思い出=いい予感
スッ
『恭くん!来てくれたんだ!』
襖を開ける微かな音で君が来たことがわかる。
いつもはトタトタと音がするのに着物を着るとスイッチが入ったかのように動作が美しくなる。(普段は可愛らしいって感じ)
雲雀「うん、公園でも行かない?」
群れているだろうけど、僕が行けばその群れもなくなる。つまり二人っきり。
『じゃあ、着替えるね。恭くん手伝って!』
雲雀「っ///」
嫌なわけではない。着物の着付けなら二人とも知っていたし(烈さんに教えてもらった)それに一人より二人の方が楽に着替えれる。
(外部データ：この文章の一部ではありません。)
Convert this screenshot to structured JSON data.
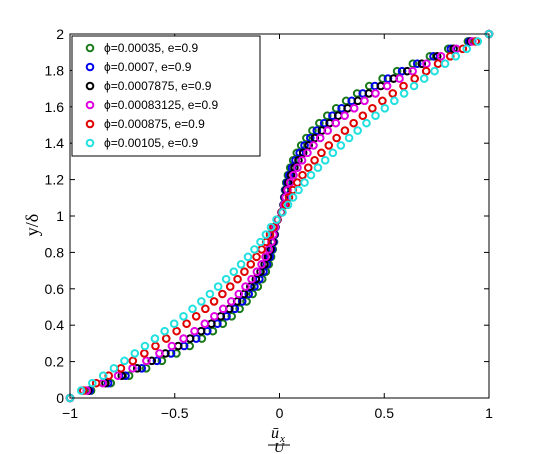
{
  "chart_data": {
    "type": "scatter",
    "title": "",
    "xlabel_numerator": "ū",
    "xlabel_subscript": "x",
    "xlabel_denominator": "U",
    "ylabel": "y/δ",
    "xlim": [
      -1,
      1
    ],
    "ylim": [
      0,
      2
    ],
    "xticks": [
      "−1",
      "−0.5",
      "0",
      "0.5",
      "1"
    ],
    "yticks": [
      "0",
      "0.2",
      "0.4",
      "0.6",
      "0.8",
      "1",
      "1.2",
      "1.4",
      "1.6",
      "1.8",
      "2"
    ],
    "grid": false,
    "legend_position": "top-left",
    "marker": "open-circle",
    "y_points": 50,
    "series": [
      {
        "name": "ϕ=0.00035, e=0.9",
        "color": "#1a7a1a",
        "profile": 0.0
      },
      {
        "name": "ϕ=0.0007, e=0.9",
        "color": "#0000ee",
        "profile": 0.15
      },
      {
        "name": "ϕ=0.0007875, e=0.9",
        "color": "#000000",
        "profile": 0.3
      },
      {
        "name": "ϕ=0.00083125, e=0.9",
        "color": "#e000e0",
        "profile": 0.45
      },
      {
        "name": "ϕ=0.000875, e=0.9",
        "color": "#e00000",
        "profile": 0.8
      },
      {
        "name": "ϕ=0.00105, e=0.9",
        "color": "#22e0e0",
        "profile": 1.0
      }
    ]
  }
}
ただこの頃から名前を意識していた僕には刺激が強すぎた。
それでも結局は手伝うんだけど…
着替えも終わり、公園へ二人で遊びに行った。
やっぱり群れていた草食動物達は僕を見るたび逃げて行った。
名前は気付かないみたいですぐに空いたブランコへと駆けて行った。
名前となら変わりもしないこの公園もまるで遊園地のようだった。
雲雀「そろそろ暗くなってきたし、帰ろうか」
ジャングルジムの頂上で話し込んでいた僕たちは夕日が沈んでいくのを見た。
『そうだね、恭くんもうちで晩ごはん食べてきなよ』
雲雀「そうさせてもらうよ」
そう言って二人でてっぺんから飛び降りた。(近くに大人がいたら大騒ぎだろう)
『〜』
ニコニコとご機嫌で帰って行く。
育った環境だろうか。名前はまだいたいとただをこねることも泣くこともしない。
僕だけが別れを惜しんでいるかのような気がして繋いだ手に少し力を入れる。